Each of the traps above-mentioned should be so made as to be capable of being secured, when necessary, by a bolt, or there would be considerable risk of a trap giving way unexpectedly under any article carelessly placed on it. The mode of bolting, however, varies considerably. Some traps are fastened by little bolts on the under side, which, being only get-at-able from the inside of the table, must be bolted or unbolted for good before the curtain rises, occasioning considerable embarrassment in the case of a slip of the memory. Others again are secured by means of long bolts, or wire rods extending across the under surface of the top of the table, each terminating in a hook at the back, within reach of the performer’s hand. A third, and, we think, the best, plan is to have the bolt (as shown in [Figs. 261] and [262], and therein marked c) worked backwards and forwards by means of a little pin projecting upwards through the surface plate and the cloth of the table. By the adoption of this plan the performer is enabled to draw back the bolt with the finger-tip in the very act of placing the article upon the trap. It will readily suggest itself to the reader that some provision must be made within the table for making the various articles drop noiselessly through the traps. The best plan of effecting this is to use what is called a “railway.” This is a wooden frame just large enough to lie within the table, with a piece of black serge or alpaca stretched all over its under side. This is so placed within the table, as to slope gently down to the level of the servante, with a fall of three or four inches. Any article dropped through a trap will not only fall noiselessly upon the surface of the stretched alpaca, but will immediately roll down the incline towards the servante, so that it is instantly get-at-able, should the performer have occasion to reproduce the same article at a later stage of the trick.

4. “Changing” Traps.—The traps which we have hitherto discussed have only had the faculty of causing the disappearance of a given article. Those which we are about to describe will not only do this, but will, moreover, produce an article on the surface of the table where a moment previously there was nothing, or will replace a given object by another.

Fig. 270.

Fig. 271.

The trap for this purpose is a somewhat complicated arrangement, of the appearance shown in [Figs. 270] and [271]. The surface-plate, a a a a, is oblong, measuring about twelve inches by six, with a circular opening b b in the centre.

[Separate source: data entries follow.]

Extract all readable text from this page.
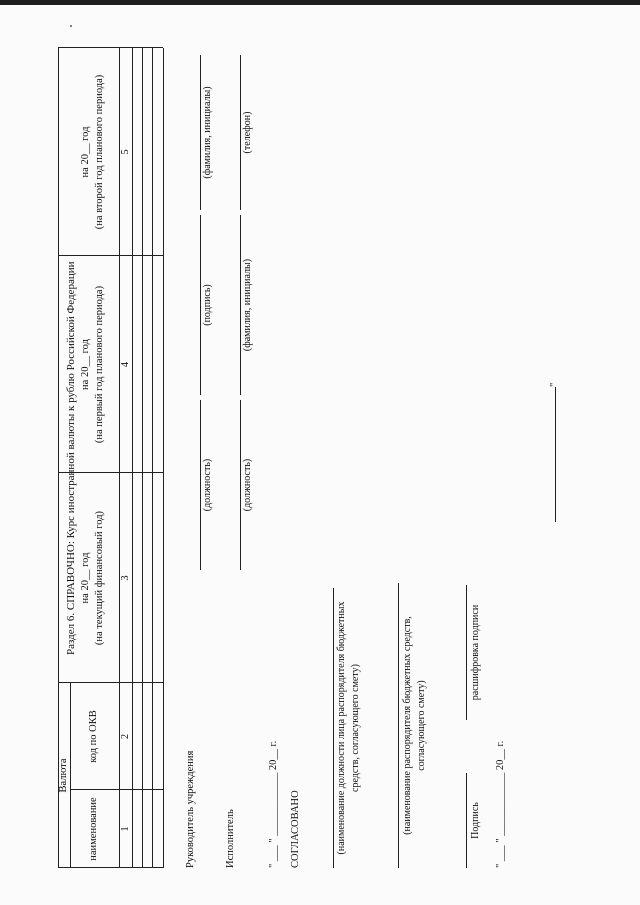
Раздел 6. СПРАВОЧНО: Курс иностранной валюты к рублю Российской Федерации
Валюта
наименование
код по ОКВ
на 20__ год (на текущий финансовый год)
на 20__ год (на первый год планового периода)
на 20__ год (на второй год планового периода)
1
2
3
4
5
Руководитель учреждения
(должность)
(подпись)
(фамилия, инициалы)
Исполнитель
(должность)
(фамилия, инициалы)
(телефон)
" ___ " ____________ 20__ г. СОГЛАСОВАНО	(наименование должности лица распорядителя бюджетных средств, согласующего смету)	(наименование распорядителя бюджетных средств, согласующего смету)
Подпись
расшифровка подписи
" ___ " ____________ 20__ г.
"
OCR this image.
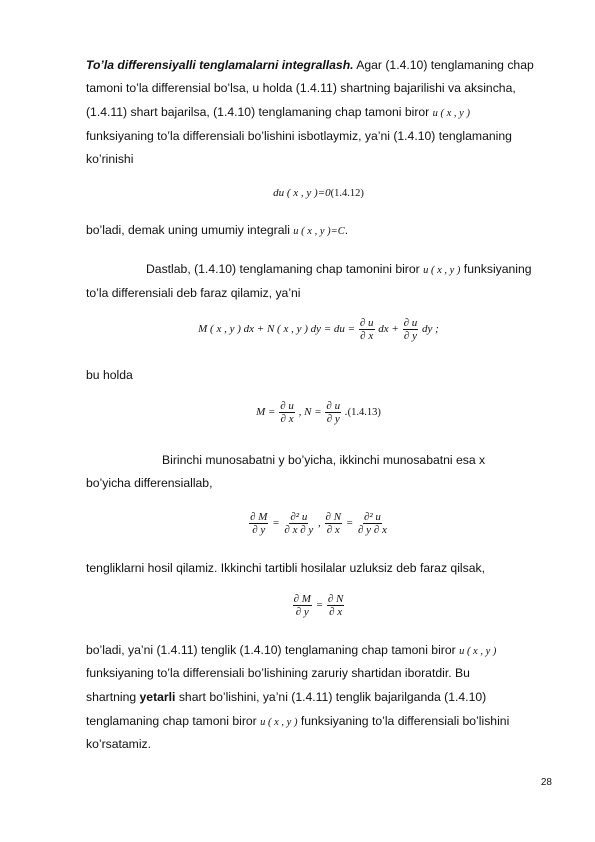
To’la differensiyalli tenglamalarni integrallash. Agar (1.4.10) tenglamaning chap
tamoni to’la differensial bo’lsa, u holda (1.4.11) shartning bajarilishi va aksincha,
(1.4.11) shart bajarilsa, (1.4.10) tenglamaning chap tamoni biror u ( x , y )
funksiyaning to’la differensiali bo’lishini isbotlaymiz, ya’ni (1.4.10) tenglamaning
ko’rinishi
du ( x , y )=0(1.4.12)
bo’ladi, demak uning umumiy integrali u ( x , y )=C.
Dastlab, (1.4.10) tenglamaning chap tamonini biror u ( x , y ) funksiyaning
to’la differensiali deb faraz qilamiz, ya’ni
M ( x , y ) dx + N ( x , y ) dy = du = $\frac{\partial u}{\partial x}$ dx + $\frac{\partial u}{\partial y}$ dy ;
bu holda
$M = \frac{\partial u}{\partial x}$ , $N = \frac{\partial u}{\partial y} .(1.4.13)$
Birinchi munosabatni y bo’yicha, ikkinchi munosabatni esa x
bo’yicha differensiallab,
$\frac{\partial M}{\partial y} = \frac{\text{∂² u}}{\partial x \partial y}$ , $\frac{\partial N}{\partial x} = \frac{\text{∂² u}}{\partial y \partial x}$
tengliklarni hosil qilamiz. Ikkinchi tartibli hosilalar uzluksiz deb faraz qilsak,
$\frac{\partial M}{\partial y} = \frac{\partial N}{\partial x}$
bo’ladi, ya’ni (1.4.11) tenglik (1.4.10) tenglamaning chap tamoni biror u ( x , y )
funksiyaning to’la differensiali bo’lishining zaruriy shartidan iboratdir. Bu
shartning yetarli shart bo’lishini, ya’ni (1.4.11) tenglik bajarilganda (1.4.10)
tenglamaning chap tamoni biror u ( x , y ) funksiyaning to’la differensiali bo’lishini
ko’rsatamiz.
28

Below it are fixed vertically two brass cylinders c and d, which are so arranged as to work backwards and forwards on a kind of railway e f e f, in the direction of the length of the surface-plate, just so far in either direction as to bring c or d in turn immediately under b. The two cylinders are soldered together, so that the one cannot move without the other. If, therefore, the cylinders are drawn back to the utmost by means of one of the bent iron rods or handles g h, the cylinder c will be below the opening b, as in [Fig. 272]. If, on the contrary, they be pushed forward, d will in turn be below the opening, as in [Fig. 273]. Each cylinder contains a brass piston, faced with zinc on its upper surface, and moved up and down by a lever attached at right angles to one or other of the iron handles g h already mentioned, and working through a vertical slot in the side of the cylinder. A piece of clock-spring, attached to the iron handle at the point of junction, gives the piston a gentle upward tendency, which is so regulated, that if either of the cylinders be brought under the opening b, the piston belonging to that cylinder is made to rise into the opening, its upper surface resting just flush with that of a a a a. The piston of the forward cylinder c is made to work very easily within it, so as to rise spontaneously by the action of the spring; but that of the hinder cylinder, d, for a reason which will presently appear, works a little more stiffly, so as to require a little assistance from the lever to make it rise into its proper position. The action of the handles g h is outwards, in the direction of the arrows in [Fig. 274], the movement of either handle in the direction so indicated drawing down the piston to which it belongs.